An economist with the Institute of Fiscal Studies has questioned Ghana’s new gross domestic product figures put out by the government, describing it as inaccurate.
At the presentation of a supplementary budget to parliament on July 25, government announced a decline in the country’s GDP ratio from 72 per cent to 63 per cent, which it said has also resulted in a decline in Ghana’s debt.
But a research fellow at the Institute, Leslie Mensah, who explained the dynamics in debt management to 3FM 92.7, rejected the figures by the government, saying ” we think that is inaccurate.”

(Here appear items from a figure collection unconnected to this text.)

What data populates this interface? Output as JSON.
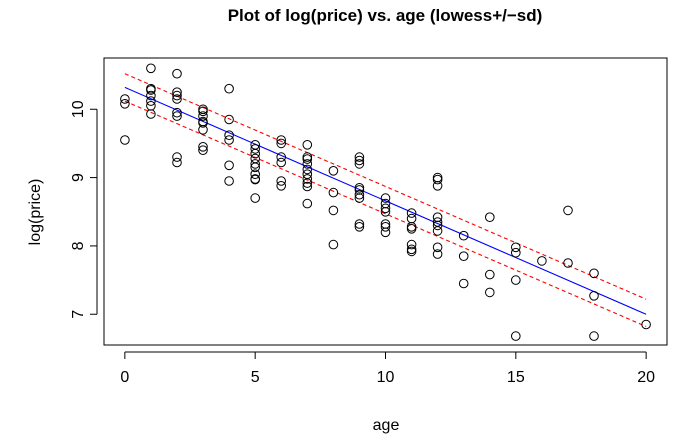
{
  "chart_data": {
    "type": "scatter",
    "title": "Plot of log(price) vs. age   (lowess+/−sd)",
    "xlabel": "age",
    "ylabel": "log(price)",
    "xlim": [
      -0.8,
      20.8
    ],
    "ylim": [
      6.55,
      10.75
    ],
    "xticks": [
      0,
      5,
      10,
      15,
      20
    ],
    "yticks": [
      7,
      8,
      9,
      10
    ],
    "grid": false,
    "colors": {
      "points": "#000000",
      "fit": "#0000ff",
      "band": "#ff0000"
    },
    "points": [
      [
        0,
        10.15
      ],
      [
        0,
        10.08
      ],
      [
        0,
        9.55
      ],
      [
        1,
        10.6
      ],
      [
        1,
        10.3
      ],
      [
        1,
        10.28
      ],
      [
        1,
        10.2
      ],
      [
        1,
        10.12
      ],
      [
        1,
        10.05
      ],
      [
        1,
        9.93
      ],
      [
        2,
        10.52
      ],
      [
        2,
        10.25
      ],
      [
        2,
        10.2
      ],
      [
        2,
        10.15
      ],
      [
        2,
        9.95
      ],
      [
        2,
        9.9
      ],
      [
        2,
        9.3
      ],
      [
        2,
        9.22
      ],
      [
        3,
        10.0
      ],
      [
        3,
        9.97
      ],
      [
        3,
        9.9
      ],
      [
        3,
        9.82
      ],
      [
        3,
        9.8
      ],
      [
        3,
        9.7
      ],
      [
        3,
        9.45
      ],
      [
        3,
        9.4
      ],
      [
        4,
        10.3
      ],
      [
        4,
        9.85
      ],
      [
        4,
        9.62
      ],
      [
        4,
        9.55
      ],
      [
        4,
        9.18
      ],
      [
        4,
        8.95
      ],
      [
        5,
        9.48
      ],
      [
        5,
        9.42
      ],
      [
        5,
        9.35
      ],
      [
        5,
        9.28
      ],
      [
        5,
        9.2
      ],
      [
        5,
        9.15
      ],
      [
        5,
        9.05
      ],
      [
        5,
        8.98
      ],
      [
        5,
        8.97
      ],
      [
        5,
        8.7
      ],
      [
        6,
        9.55
      ],
      [
        6,
        9.5
      ],
      [
        6,
        9.3
      ],
      [
        6,
        9.22
      ],
      [
        6,
        8.95
      ],
      [
        6,
        8.88
      ],
      [
        7,
        9.48
      ],
      [
        7,
        9.3
      ],
      [
        7,
        9.27
      ],
      [
        7,
        9.2
      ],
      [
        7,
        9.12
      ],
      [
        7,
        9.05
      ],
      [
        7,
        8.98
      ],
      [
        7,
        8.92
      ],
      [
        7,
        8.87
      ],
      [
        7,
        8.62
      ],
      [
        8,
        9.1
      ],
      [
        8,
        8.78
      ],
      [
        8,
        8.52
      ],
      [
        8,
        8.02
      ],
      [
        9,
        9.3
      ],
      [
        9,
        9.25
      ],
      [
        9,
        9.2
      ],
      [
        9,
        8.85
      ],
      [
        9,
        8.82
      ],
      [
        9,
        8.75
      ],
      [
        9,
        8.7
      ],
      [
        9,
        8.32
      ],
      [
        9,
        8.28
      ],
      [
        10,
        8.7
      ],
      [
        10,
        8.62
      ],
      [
        10,
        8.55
      ],
      [
        10,
        8.5
      ],
      [
        10,
        8.32
      ],
      [
        10,
        8.28
      ],
      [
        10,
        8.2
      ],
      [
        11,
        8.48
      ],
      [
        11,
        8.4
      ],
      [
        11,
        8.28
      ],
      [
        11,
        8.25
      ],
      [
        11,
        8.02
      ],
      [
        11,
        7.95
      ],
      [
        11,
        7.92
      ],
      [
        12,
        9.0
      ],
      [
        12,
        8.97
      ],
      [
        12,
        8.88
      ],
      [
        12,
        8.42
      ],
      [
        12,
        8.35
      ],
      [
        12,
        8.3
      ],
      [
        12,
        8.22
      ],
      [
        12,
        7.98
      ],
      [
        12,
        7.88
      ],
      [
        13,
        8.15
      ],
      [
        13,
        7.85
      ],
      [
        13,
        7.45
      ],
      [
        14,
        8.42
      ],
      [
        14,
        7.58
      ],
      [
        14,
        7.32
      ],
      [
        15,
        7.98
      ],
      [
        15,
        7.9
      ],
      [
        15,
        7.5
      ],
      [
        15,
        6.68
      ],
      [
        16,
        7.78
      ],
      [
        17,
        8.52
      ],
      [
        17,
        7.75
      ],
      [
        18,
        7.6
      ],
      [
        18,
        7.27
      ],
      [
        18,
        6.68
      ],
      [
        20,
        6.85
      ]
    ],
    "fit": [
      [
        0,
        10.32
      ],
      [
        20,
        7.0
      ]
    ],
    "upper_band": [
      [
        0,
        10.52
      ],
      [
        20,
        7.22
      ]
    ],
    "lower_band": [
      [
        0,
        10.12
      ],
      [
        20,
        6.82
      ]
    ]
  }
}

“The reason for the fall in the debt to GDP ratio between December 2015 and May 2016 is that we are using a nominal GDP to work out the ratio. Every year, from January, we see the debt to GDP ratio fall because we change the base number that is used to work the GDP and that causes the change and not that some good factors have caused the change,” he explained.
Mr Mensah noted that the trend of weak economic growth, high inflation, high interest rates and debt unsustainability has not been reversed, adding that Ghana’s debt vulnerability could worsen as the government contemplates more external borrowing at an expensive cost.
He said that the cost of debt servicing is so significant. He added: “This year, expect that we will spend 64 per cent more money to retard debts, than for capital projects, so that’s another dimension of the debt problem,” he explained further.
“There hasn’t been any improvement to celebrate,” Mr Mensah advised the government
He raised concern about the cost of debt service which he said “has jumped rapidly from representing just 10 per cent to more than a quarter of government debt”.